The single "Parklife" turned out to be an anthemic hit for Blur, complete with Daniels's laconic performance of its nonsensical lyrics. So what was it about? "God knows. Don't ask me. I've done another one with them now that's even odder. It's a dance track, and it's gonna either come out as a white label, or it'll be on their next album. It might," he adds impishly, "be called 'Darklife'."

But pop stardom can wait, because he's busy with Doug Lucie's new play, The Green Man. Lucie gained a considerable reputation for his acerbic satires, notably Fashion, Progress and Hard Feelings, during the 1980s, but has done comparatively little since. He and Daniels met and became friends at the RSC in 1987. The Green Man, which opened last November at the Drum in Plymouth and begins previewing at London's tiny Bush Theatre next week, is set in a pub after closing time. A group of middle-aged men are knocking back whisky, philosophising and planning a fishing trip. Among them are Mitch, the owner of a building firm, and his foreman, Lou (Daniels).

"Lou's an odd sort of bloke – a bit like Doug Lucie himself. He's about 50, he's had two failed marriages, and he can't really deal with the modern world. The Green Man is the name of the pub, but Lou is also a green man. Mitch's firm builds mock Georgian and Tudor houses, and Lou is in conflict with that. He's into the earth and nature, and Blair's Britain is not about that. If you're like Lou, you feel a bit lost, a bit on your own. You're considered odd not to want property, not to want things. Doug's like that. He really does believe that all property is theft. I mean, he would never buy a house – not Doug. And his career has been hit by his beliefs, I think, because he's still very militant."

The play was well received in Plymouth, but Phil reckons London audiences will be "harder work. They're all – you know – critics," he says, with an expression of mild disgust. But whatever the pundits think, there's one bar-room drama on which he's convinced The Green Man is an improvement. "It's less boring than The bloody Iceman Cometh, I'll tell you that!" Not the legendary Almeida production starring Kevin Spacey, surely? The hot ticket most of us would gladly have swapped a kidney for? "Yeah, someone got me a ticket and I wish they 'adn't.
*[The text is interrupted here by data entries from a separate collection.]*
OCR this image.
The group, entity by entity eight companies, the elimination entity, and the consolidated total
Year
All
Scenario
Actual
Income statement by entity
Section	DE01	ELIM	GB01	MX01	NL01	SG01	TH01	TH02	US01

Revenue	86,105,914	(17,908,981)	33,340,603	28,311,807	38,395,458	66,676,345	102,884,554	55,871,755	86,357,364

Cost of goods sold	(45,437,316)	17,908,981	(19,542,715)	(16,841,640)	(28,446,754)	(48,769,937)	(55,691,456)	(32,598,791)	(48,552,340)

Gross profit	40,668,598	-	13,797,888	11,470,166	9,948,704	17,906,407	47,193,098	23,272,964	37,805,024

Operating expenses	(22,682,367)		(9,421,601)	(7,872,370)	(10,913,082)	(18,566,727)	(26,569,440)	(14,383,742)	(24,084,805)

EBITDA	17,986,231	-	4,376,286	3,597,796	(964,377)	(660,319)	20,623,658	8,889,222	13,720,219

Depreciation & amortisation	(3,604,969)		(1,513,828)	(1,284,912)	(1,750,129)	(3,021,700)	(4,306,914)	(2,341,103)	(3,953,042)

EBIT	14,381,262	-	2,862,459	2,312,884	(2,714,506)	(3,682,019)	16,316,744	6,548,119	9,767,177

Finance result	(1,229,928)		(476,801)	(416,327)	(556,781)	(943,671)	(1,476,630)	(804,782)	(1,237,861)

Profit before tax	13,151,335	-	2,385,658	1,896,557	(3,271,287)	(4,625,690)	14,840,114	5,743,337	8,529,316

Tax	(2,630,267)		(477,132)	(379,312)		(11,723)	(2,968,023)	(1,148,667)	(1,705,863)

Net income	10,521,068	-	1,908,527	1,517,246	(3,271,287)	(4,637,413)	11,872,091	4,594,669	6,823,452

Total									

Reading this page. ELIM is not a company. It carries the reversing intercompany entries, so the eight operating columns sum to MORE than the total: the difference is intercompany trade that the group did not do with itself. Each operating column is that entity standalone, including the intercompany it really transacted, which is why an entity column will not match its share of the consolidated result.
Farkin' 'ell, I couldn't believe it!" He adopts a toadying pose and a prissy voice. "'Oh, here comes Kevin Spacey,' and all the actors practically got down on their knees!"

Phil Daniels may not be the skinny teenager he was in 1977, but just for a second, with that brilliantly debunking, bolshie manner and that exuberantly contemptuous tone, he could almost be Jimmy again.